What users can expect under the new EU scam rules
People should encounter fewer scam ads and removal of the ads they report should happen more quickly. Advertisers could feel the brunt of sharper verification requirements and more explicit disclosures, while posts that ask for payments in connection to investments, giveaways or customer support callbacks may also be accompanied by friction screens or explanations. Crucially, the reimbursement backstop will cut the financial damage done when scams slip through, though regulators stress that prevention is still where the focus should lie.
A jolt with global implications for platform liability
The EU’s action is in line with a broader shift to platform responsibility.
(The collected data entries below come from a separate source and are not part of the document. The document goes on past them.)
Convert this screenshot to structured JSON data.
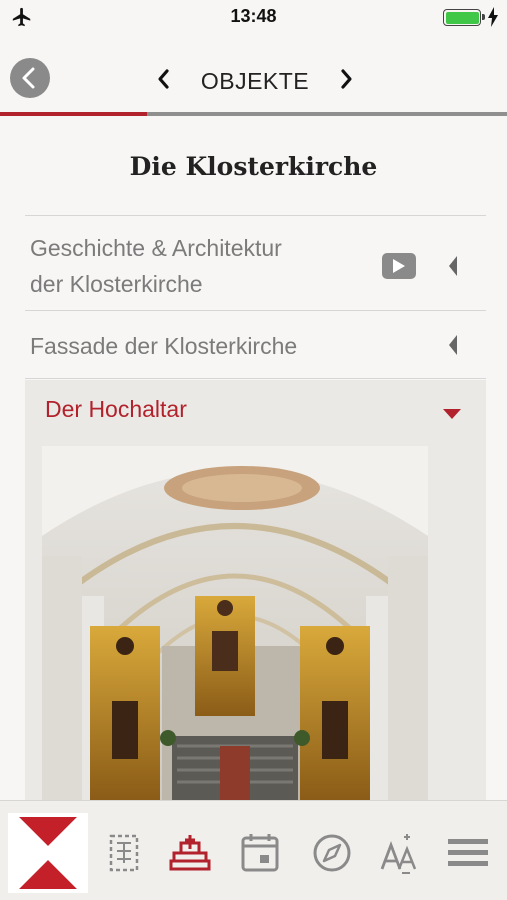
{
  "status_bar": {
    "time": "13:48",
    "airplane_icon": "airplane-icon",
    "battery_color": "#41c747",
    "charging_icon": "bolt-icon"
  },
  "nav": {
    "title": "OBJEKTE",
    "back_icon": "chevron-left-circle-icon",
    "prev_icon": "chevron-left-icon",
    "next_icon": "chevron-right-icon",
    "progress_fraction": 0.29
  },
  "page": {
    "title": "Die Klosterkirche"
  },
  "items": [
    {
      "label_line1": "Geschichte & Architektur",
      "label_line2": "der Klosterkirche",
      "has_video": true,
      "expanded": false
    },
    {
      "label_line1": "Fassade der Klosterkirche",
      "has_video": false,
      "expanded": false
    },
    {
      "label_line1": "Der Hochaltar",
      "expanded": true,
      "image": "church-interior-high-altar-photo"
    }
  ],
  "colors": {
    "accent": "#b1222c",
    "muted_text": "#7b7b7b",
    "icon_gray": "#8a8a8a"
  },
  "tabbar": {
    "logo": "red-x-logo",
    "tabs": [
      {
        "icon": "floorplan-icon",
        "active": false
      },
      {
        "icon": "altar-icon",
        "active": true
      },
      {
        "icon": "calendar-icon",
        "active": false
      },
      {
        "icon": "compass-icon",
        "active": false
      },
      {
        "icon": "font-size-icon",
        "active": false
      },
      {
        "icon": "menu-icon",
        "active": false
      }
    ]
  }
}
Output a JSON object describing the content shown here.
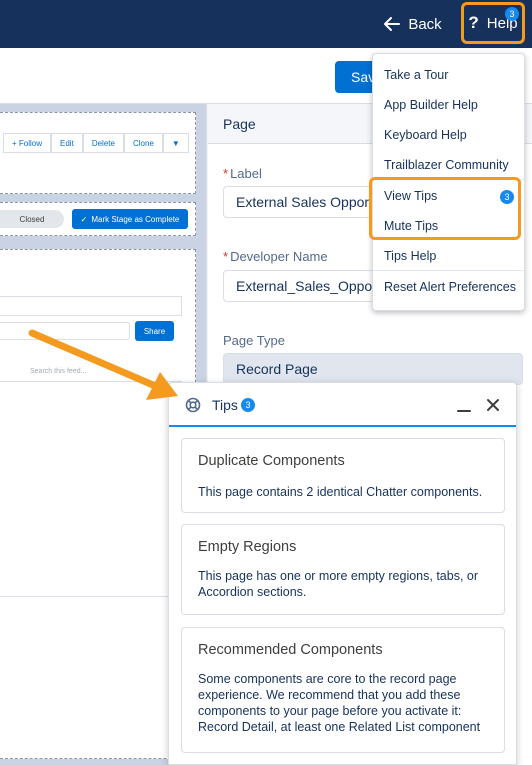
{
  "topbar": {
    "back_label": "Back",
    "help_label": "Help",
    "help_badge": "3"
  },
  "toolbar": {
    "save_label": "Save"
  },
  "canvas": {
    "header_buttons": [
      "+ Follow",
      "Edit",
      "Delete",
      "Clone"
    ],
    "path_closed_label": "Closed",
    "mark_stage_label": "Mark Stage as Complete",
    "share_label": "Share",
    "search_feed_placeholder": "Search this feed..."
  },
  "properties": {
    "title": "Page",
    "label_field": {
      "label": "Label",
      "value": "External Sales Opportunity"
    },
    "developer_name_field": {
      "label": "Developer Name",
      "value": "External_Sales_Opportunity"
    },
    "page_type_field": {
      "label": "Page Type",
      "value": "Record Page"
    }
  },
  "help_menu": {
    "items": [
      "Take a Tour",
      "App Builder Help",
      "Keyboard Help",
      "Trailblazer Community",
      "View Tips",
      "Mute Tips",
      "Tips Help",
      "Reset Alert Preferences"
    ],
    "view_tips_badge": "3"
  },
  "tips_panel": {
    "title": "Tips",
    "badge": "3",
    "cards": [
      {
        "title": "Duplicate Components",
        "body": "This page contains 2 identical Chatter components."
      },
      {
        "title": "Empty Regions",
        "body": "This page has one or more empty regions, tabs, or Accordion sections."
      },
      {
        "title": "Recommended Components",
        "body": "Some components are core to the record page experience. We recommend that you add these components to your page before you activate it: Record Detail, at least one Related List component"
      }
    ]
  },
  "colors": {
    "nav_bg": "#16325c",
    "brand_blue": "#0070d2",
    "badge_blue": "#1589ee",
    "highlight_orange": "#f49a1f"
  }
}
The United Kingdom’s Payment Systems Regulator has required refunds for APP fraud, and Singapore’s central bank has proposed shared-responsibility approaches to phishing, while regulators from the United States to Australia have examined scam ads and impersonation schemes. With the EU having connected content moderation failures with direct financial liability, social media companies have entered a new era of compliance where turning a blind eye to fraud is no longer simply a risk to their reputations, but also their balance sheets.